Adani, 60, founded his company in the late 1980s as a commodity trading operation specializing in polymers, but it wasn’t long before he moved into the sector that really put him on India’s business map: infrastructure. He began building a port in Mundra in northwestern India in the 1990s that has since grown into the country’s largest commercial port.
Adani has since expanded to own and operate 13 ports across India, representing 24% of the country’s port capacity. He has added solar and wind energy farms and six Indian airports to his portfolio, but his ports—all of which operate in special economic zones—are among his company’s largest revenue sources, bringing in record sales of more than $2 billion during its last financial year that ended in March 2022.
But Adani’s biggest money-making ventures over the past few decades have been his investment in coal around the world. As of last December, more than 60% of the Adani Group’s revenue was from its coal business, according to the Washington Post, including 18 coal mines, four coal-fired power plants, and importing a quarter of India’s coal capacity.
The Adani Group has grown in tandem with India’s economic rise, as the country is now the world’s fifth-largest economy and may already be its most populated. Adani has been outspokenly optimistic about India’s future and economic growth trajectories, announcing last month that the 21st century “belongs to India,” while predicting that the country will add $1 trillion to its GDP every 12 to 18 months within the next decade.
Falling fortunes
But if the coming decades do prove to be India’s century, Adani may not be playing as central a role as he had once hoped.
Adani and his company have long been plagued by accusations of financial irregularities, numerous run-ins with local communities and conservationist groups, as well as accusations of cronyism given his close relationship with Prime Minister Narendra Modi.

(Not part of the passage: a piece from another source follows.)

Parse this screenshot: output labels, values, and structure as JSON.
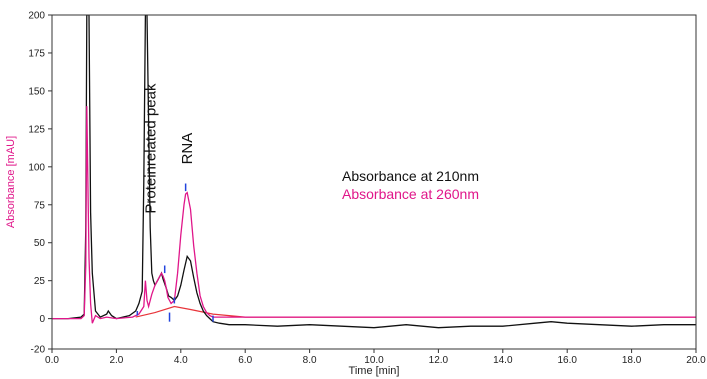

In 2018, India’s customs department accused Adani of siphoning off $600 million of his company’s taxable revenues and placing it with family accounts in overseas tax havens. Adani has also come under fire from local groups in Australia and India as a result of his coal mining projects there.
Soaring profits in the past year has pushed Adani to expand his conglomerate faster than ever, and he is planning to spin off five new companies to go public as soon as 2026, Bloomberg reported earlier this month. India’s stock market was among the world’s fastest-rising last year, largely due to the surging share value of Adani’s companies over the past two years. But the meteoric rise of Adani’s portfolio has come under the spotlight; regulators voiced concerns of stock manipulation in 2021, while the company’s rapid expansion has sparked fears that it is falling into a debt trap.
Last year, debt research firm CreditSights, an arm of Fitch Ratings, raised concerns over the high debt levels in several Adani Group branches. The firm said it “remained concerned over the Adani Group’s leverage,” although it walked back an earlier red flag about the company becoming “deeply overleveraged.” Adani Group officials have dismissed any criticism of the company’s debt levels.
Many of the old accusations of financial fraud and market manipulation resurfaced in the Hindenburg report. The U.S. firm specifically accused Adani of conducting a “brazen stock manipulation and accounting-fraud scheme” over the years and overstating his companies’ valuations to “maintain the appearance of financial health and solvency” despite debt rising to unsustainable levels.